Istilah Dalihan Na Tolu sering disingkat menjadi Dalihan Na Tolu. Secara harfiah, Dalihan Na Tolu berarti “tungku nan tiga”. Jika masyarakat Batak diibaratkan sebagai sebuah kuali, maka Dalihan Na Tolu adalah tungkunya. Umumnya, tungku yang digunakan untuk memasak terdiri dari tiga batu atau tiga kaki jika terbuat dari besi. Ketiga kaki inilah yang menopang keseimbangan kuali, melambangkan api solidaritas dalam masyarakat Batak.

Dalam budaya Batak, Dalihan Na Tolu bukan hanya sekadar sistem sosial, tetapi juga mencerminkan filosofi kehidupan yang menekankan keseimbangan, gotong royong, serta hubungan timbal balik antara individu dalam masyarakat.
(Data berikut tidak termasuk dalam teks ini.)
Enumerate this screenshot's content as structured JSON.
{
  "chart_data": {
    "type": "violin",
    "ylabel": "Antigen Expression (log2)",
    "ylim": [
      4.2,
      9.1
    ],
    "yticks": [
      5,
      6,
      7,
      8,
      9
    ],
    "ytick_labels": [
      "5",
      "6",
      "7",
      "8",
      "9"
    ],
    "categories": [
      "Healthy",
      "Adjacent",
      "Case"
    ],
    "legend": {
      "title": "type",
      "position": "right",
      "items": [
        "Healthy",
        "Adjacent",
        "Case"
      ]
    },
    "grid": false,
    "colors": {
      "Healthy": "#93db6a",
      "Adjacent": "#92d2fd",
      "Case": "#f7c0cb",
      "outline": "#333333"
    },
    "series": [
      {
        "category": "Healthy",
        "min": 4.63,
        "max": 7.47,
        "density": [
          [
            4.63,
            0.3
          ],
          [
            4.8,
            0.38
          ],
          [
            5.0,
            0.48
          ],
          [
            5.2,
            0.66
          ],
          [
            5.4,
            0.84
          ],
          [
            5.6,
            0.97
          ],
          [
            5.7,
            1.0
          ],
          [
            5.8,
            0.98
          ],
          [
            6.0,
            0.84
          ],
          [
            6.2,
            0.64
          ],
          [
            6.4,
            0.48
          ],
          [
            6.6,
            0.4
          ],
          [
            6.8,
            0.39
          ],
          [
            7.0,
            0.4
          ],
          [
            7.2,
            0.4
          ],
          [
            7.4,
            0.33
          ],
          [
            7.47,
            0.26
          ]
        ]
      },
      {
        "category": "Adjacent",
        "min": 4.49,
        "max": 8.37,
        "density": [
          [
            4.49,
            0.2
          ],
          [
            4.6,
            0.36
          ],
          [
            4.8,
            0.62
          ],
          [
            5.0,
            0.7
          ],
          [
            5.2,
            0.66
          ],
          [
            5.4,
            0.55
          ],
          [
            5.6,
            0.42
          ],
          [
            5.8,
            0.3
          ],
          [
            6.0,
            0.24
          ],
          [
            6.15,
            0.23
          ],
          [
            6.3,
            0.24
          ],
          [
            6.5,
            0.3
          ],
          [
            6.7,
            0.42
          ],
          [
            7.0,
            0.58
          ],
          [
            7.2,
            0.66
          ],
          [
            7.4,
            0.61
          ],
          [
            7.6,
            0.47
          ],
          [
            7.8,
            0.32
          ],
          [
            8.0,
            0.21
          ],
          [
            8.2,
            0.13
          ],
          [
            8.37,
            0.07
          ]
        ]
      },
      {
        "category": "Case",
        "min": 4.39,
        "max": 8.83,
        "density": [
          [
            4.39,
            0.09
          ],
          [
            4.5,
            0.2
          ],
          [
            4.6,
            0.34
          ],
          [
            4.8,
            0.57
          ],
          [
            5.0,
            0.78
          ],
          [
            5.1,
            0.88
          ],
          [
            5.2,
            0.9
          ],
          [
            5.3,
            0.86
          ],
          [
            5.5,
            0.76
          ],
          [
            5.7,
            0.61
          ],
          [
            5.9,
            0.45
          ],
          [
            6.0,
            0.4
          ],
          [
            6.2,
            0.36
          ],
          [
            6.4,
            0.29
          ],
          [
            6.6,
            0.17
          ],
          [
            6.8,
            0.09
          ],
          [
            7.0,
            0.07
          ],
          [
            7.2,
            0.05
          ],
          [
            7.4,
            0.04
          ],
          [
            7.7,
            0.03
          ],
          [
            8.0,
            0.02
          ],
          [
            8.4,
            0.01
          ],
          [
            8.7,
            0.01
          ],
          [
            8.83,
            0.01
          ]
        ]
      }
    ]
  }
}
Sistem ini diwariskan turun-temurun dan tetap dipraktikkan hingga saat ini.

Struktur dan Fungsi Dalihan Na Tolu

Dalihan Na Tolu terbagi menjadi tiga golongan fungsional yang tidak berubah sejak dahulu hingga sekarang. Sistem ini menjadi dasar bagi berbagai aspek kehidupan masyarakat Batak, termasuk pergaulan dan adat istiadat. Selama masyarakat Batak masih mempertahankan sistem kekerabatan marga, selama itu pula fungsi Dalihan Na Tolu tetap relevan dalam mengatur kehidupan sosial mereka.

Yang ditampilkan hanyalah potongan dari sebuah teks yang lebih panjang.